Two years ago, Hammett told Metal hammer magazine that “a lot of material” has been written for a possible 2016 follow-up “Hardwired…to Destroy Himself” album, which is marked with METALLIC‘s first complete collection of new music in eight years. “I know I have tons because I totally overcompensated,” he said. “You know, last time it was a real shock to my system to lose all those musical ideas. [Editor’s note: Kirk lost a phone with more than 300 pieces of music on it during the creative process for ‘Hardwired…’] So I was determined to try and make up for lost time. I also felt that, creatively speaking, I have so much more to offer this time.”

bassist Robert Trujillo added that the songwriting process for the next album could be a decidedly more collective effort compared to “Wired…”which was largely composed by guitarist/singer James Hetfield and drummer Lars Ulrich.

“I’m not going to speak on behalf of the other guys, but for me it feels like this could be a very collaboration.” [writing process]” Robert said. “And for me personally, I think that’s great. I love that we’re in that headspace to work together more, and I think that’s really exciting for where we are now, the journey that we’re going to take, the fact that those doors are about to open.”

“It literally takes me a few months to go through everything” [my ideas],” added Kirkozwho is not credited to any of the songs on “Wired… to self-destruct”. “I have a wealth of material, and so, anytime we all decide, ‘Okay, let’s start setting up a schedule to write and record songs.’ I’m ready. I’ll be there from day one.”

Kirkoz has so many ideas,” continued Trujillo. “It’s funny because sometimes he’s literally in the kitchen and he’s cooking, and at the same time he’s playing you a riff, or you’re sitting on the toilet and he’s playing you some ideas. But then we started to understand that [the lockdown] would happen, it was like, ‘Hey, let’s get creative,’ you know? Let’s get on with it. Often, when there’s a band that’s been around as long as METALLIC you think one of the biggest problems is, “Man, I can’t think of a riff, I can’t think of good lyrics, it’s just harder to write songs,” but that just doesn’t seem to be the problem with us. We don’t take anything away from other bands, but sometimes our worst riff might just be another band’s A-list.”

“Hardwired…to Destroy Himself” debuted at No. 1 on the Billboard 200 album chart, selling 291,000 copies in its first week of release.

Hetfield told Metal XS in 2016 that “Kirkoz‘s riffs weren’t there” when it came time to write the music for 2008’s follow-up “Death Magnetic” file. He seemed to be fired later Kirkoz‘s missing iPhone excuse, against the WRIF radio station: “That’s what he claims. I’m sure he did [lose the phone]but it doesn’t make sense that he wouldn’t have done that [the music] also on his computer. But whatever… Yes, Kirkoz had a few riffs that he…I guess submitted – [‘submit’ is] not such a nice word to use when you’re in a band. But you know, we all submit our tapes, and we sit there and we listen to it and we pick the best stuff. There wasn’t much stuff from Kirkoz. Whether his phone was lost or whatever…”

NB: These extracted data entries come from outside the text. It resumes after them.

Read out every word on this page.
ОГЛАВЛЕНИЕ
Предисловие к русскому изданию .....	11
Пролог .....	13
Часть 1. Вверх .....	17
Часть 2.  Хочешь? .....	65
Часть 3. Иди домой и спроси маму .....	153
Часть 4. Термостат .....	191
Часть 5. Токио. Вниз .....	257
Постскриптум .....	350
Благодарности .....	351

In a separate interview with the British radio station Planet Rock, Hetfield said that Kirkoz “wasn’t in the studio” while METALLIC worked on “Hardwired…to Destroy Himself”. ‘He had to do with life’ James said. “He had a lot of things in life for himself that he’ll talk about if he wants to. But you know, [it was] Lars and I steer the ship as usual, go through the riffs, make the songs. And I got to do a lot of guitar stuff that I missed in the neighborhood ‘Death Magnetic’ and ‘St. Fury’ – some of the harmony guitar stuff, harmony vocals… You know, a bit more layering, like the ‘Black’ album.”